Smith was discovered by the great W.G. Grace in the late 1890s and recommended immediately to Surrey, where he had already taken up residence. He took 5 for 50 against a weak Derbyshire side on his County Championship debut in 1900, but played little first-class cricket until 1904. He proved unplayable on wet wickets early in the season, but did nothing when the weather turned dry and was quickly dropped until the last two games. Still, Smith was third in the first-class averages in his first full season. In 1905, he first came to the public eye with a surprising performance against the Australians on a dry pitch at the Oval, in which his fine off-break made him for a time irresistible, and an amazing 7 for 11 against Northamptonshire on a really sticky pitch.

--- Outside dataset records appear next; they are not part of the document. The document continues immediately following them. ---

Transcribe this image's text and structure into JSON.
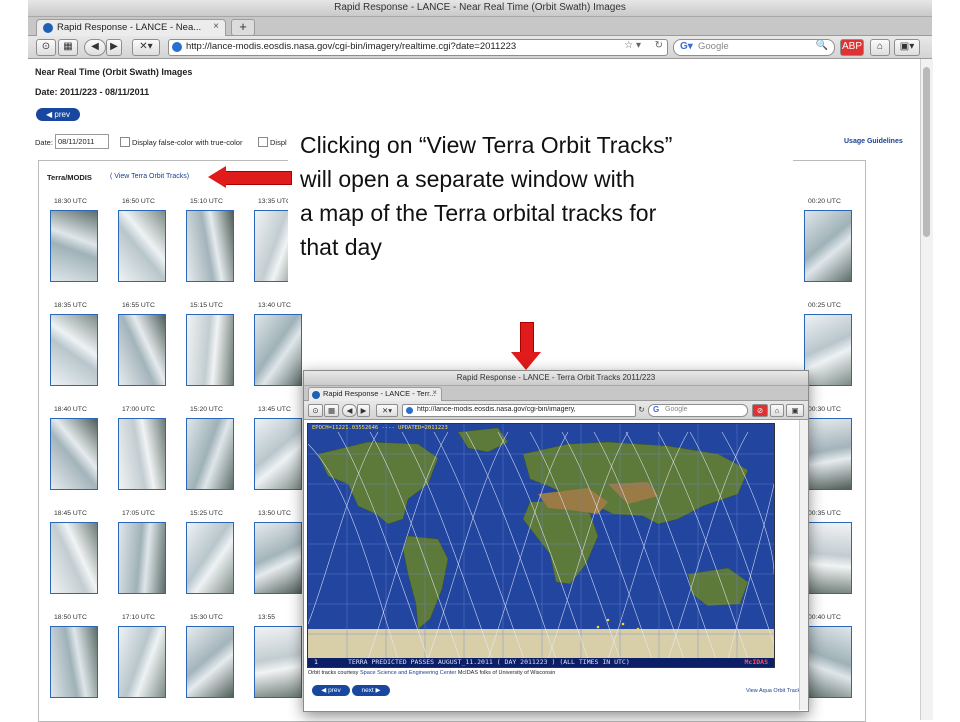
{
  "browser": {
    "window_title": "Rapid Response - LANCE - Near Real Time (Orbit Swath) Images",
    "tab_label": "Rapid Response - LANCE - Nea...",
    "tab_close": "×",
    "new_tab": "+",
    "url": "http://lance-modis.eosdis.nasa.gov/cgi-bin/imagery/realtime.cgi?date=2011223",
    "search_engine": "Google",
    "search_placeholder": "Google"
  },
  "page": {
    "title": "Near Real Time (Orbit Swath) Images",
    "date_line": "Date: 2011/223 - 08/11/2011",
    "prev_label": "◀ prev",
    "date_label": "Date:",
    "date_value": "08/11/2011",
    "option1": "Display false-color with true-color",
    "option2": "Displ",
    "usage_link": "Usage Guidelines",
    "sensor": "Terra/MODIS",
    "orbit_link": "( View Terra Orbit Tracks)"
  },
  "thumbnails": {
    "columns": [
      [
        "18:30 UTC",
        "18:35 UTC",
        "18:40 UTC",
        "18:45 UTC",
        "18:50 UTC"
      ],
      [
        "16:50 UTC",
        "16:55 UTC",
        "17:00 UTC",
        "17:05 UTC",
        "17:10 UTC"
      ],
      [
        "15:10 UTC",
        "15:15 UTC",
        "15:20 UTC",
        "15:25 UTC",
        "15:30 UTC"
      ],
      [
        "13:35 UTC",
        "13:40 UTC",
        "13:45 UTC",
        "13:50 UTC",
        "13:55"
      ],
      [
        "00:20 UTC",
        "00:25 UTC",
        "00:30 UTC",
        "00:35 UTC",
        "00:40 UTC"
      ]
    ]
  },
  "callout": {
    "line1": "Clicking on “View Terra Orbit Tracks”",
    "line2": "will open a separate window with",
    "line3": "a map of the Terra orbital tracks for",
    "line4": "that day"
  },
  "popup": {
    "window_title": "Rapid Response - LANCE - Terra Orbit Tracks 2011/223",
    "tab_label": "Rapid Response - LANCE - Terr...",
    "url": "http://lance-modis.eosdis.nasa.gov/cgi-bin/imagery,",
    "search_engine": "Google",
    "map_header": "EPOCH=11221.03552646 ---- UPDATED=2011223",
    "map_footer": "TERRA PREDICTED PASSES AUGUST_11.2011 ( DAY 2011223 ) (ALL TIMES IN UTC)",
    "map_footer_num": "1",
    "map_footer_brand": "McIDAS",
    "credit_prefix": "Orbit tracks courtesy",
    "credit_link": "Space Science and Engineering Center",
    "credit_suffix": "McIDAS folks of University of Wisconsin",
    "prev_label": "◀ prev",
    "next_label": "next ▶",
    "aqua_link": "View Aqua Orbit Tracks"
  }
}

Between 1906 and 1908, Smith was in and out of the Surrey team, but he still headed the averages in 1908 with 58 wickets for just over 14 each. However, it was in 1909 that "Razor" became one of the leading bowlers of the day – despite injuries again keeping him out of many games. He took 95 wickets for under 13 runs each in a wet summer, and his dismissal of Yorkshire for 26 caused a sensation.

It was in 1910 that "Razor" reached the zenith of his fame: his 247 wickets was 72 ahead of his nearest rival and cost only fractionally more than in 1909. With many soft wickets, Smith was frequently unplayable, and the amount of work he got through seemed to shatter thoughts his body was fragile. His success was due in part to a new delivery, a fast kicking leg break in addition to his usual sharp off spinner. Many of his wickets came courtesy of the brave close fielding of Bill Hitch at short leg. Smith took 14 for 29 at the Oval against Northamptonshire, doing the hat-trick in the second innings and being denied one in the first by a dropped catch.

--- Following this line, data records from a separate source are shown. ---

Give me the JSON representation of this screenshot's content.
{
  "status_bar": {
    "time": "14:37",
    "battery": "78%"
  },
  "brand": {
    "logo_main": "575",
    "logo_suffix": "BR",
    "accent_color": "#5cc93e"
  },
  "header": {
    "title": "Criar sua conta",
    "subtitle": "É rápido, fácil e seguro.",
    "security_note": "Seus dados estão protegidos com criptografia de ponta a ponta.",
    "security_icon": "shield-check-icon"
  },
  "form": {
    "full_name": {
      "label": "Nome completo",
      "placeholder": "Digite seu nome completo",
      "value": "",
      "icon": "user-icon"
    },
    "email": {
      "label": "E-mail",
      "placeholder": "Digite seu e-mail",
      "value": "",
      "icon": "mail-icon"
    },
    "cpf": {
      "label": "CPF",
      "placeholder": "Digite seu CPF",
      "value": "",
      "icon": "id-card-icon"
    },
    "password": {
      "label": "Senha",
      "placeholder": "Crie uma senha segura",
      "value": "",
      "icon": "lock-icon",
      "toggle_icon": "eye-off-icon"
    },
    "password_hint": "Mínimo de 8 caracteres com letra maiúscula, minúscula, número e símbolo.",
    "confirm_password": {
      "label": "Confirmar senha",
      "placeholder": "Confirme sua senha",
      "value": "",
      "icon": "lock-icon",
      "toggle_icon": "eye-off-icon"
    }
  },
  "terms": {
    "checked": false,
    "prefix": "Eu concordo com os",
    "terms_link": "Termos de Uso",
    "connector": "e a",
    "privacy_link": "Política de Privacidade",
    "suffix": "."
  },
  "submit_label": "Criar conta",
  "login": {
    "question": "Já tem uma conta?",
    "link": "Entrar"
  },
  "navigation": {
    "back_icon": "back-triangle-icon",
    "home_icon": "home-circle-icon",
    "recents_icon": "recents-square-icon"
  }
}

In 1911, despite most pitches being totally unhelpful in an exceptionally dry summer, Smith seized his few chances so well that he was second highest wicket-taker in the country with 160. 1912 was a wet summer that suited Smith's bowling, yet prior to the last three games he had been so out of form – bowling when clearly unfit – that he had the poor record of 69 wickets at 21.43 each. Deadly bowling in the last three games improved his record, yet he was a complete failure (aside from his only first-class century at No. 11) on a Marylebone Cricket Club (MCC) tour of the West Indies. 1913 was basically a repeat of 1912 – "Razor" came into form only at the tail end of the season – and in 1914 Smith could rarely play due to injuries continuing to recur.

After World War I, it was clear "Razor"’s body would not allow him to play more cricket, and he spent the rest of his life working for the bat firm Surridge’s. Smith worked there right up until his death from heart failure in 1946.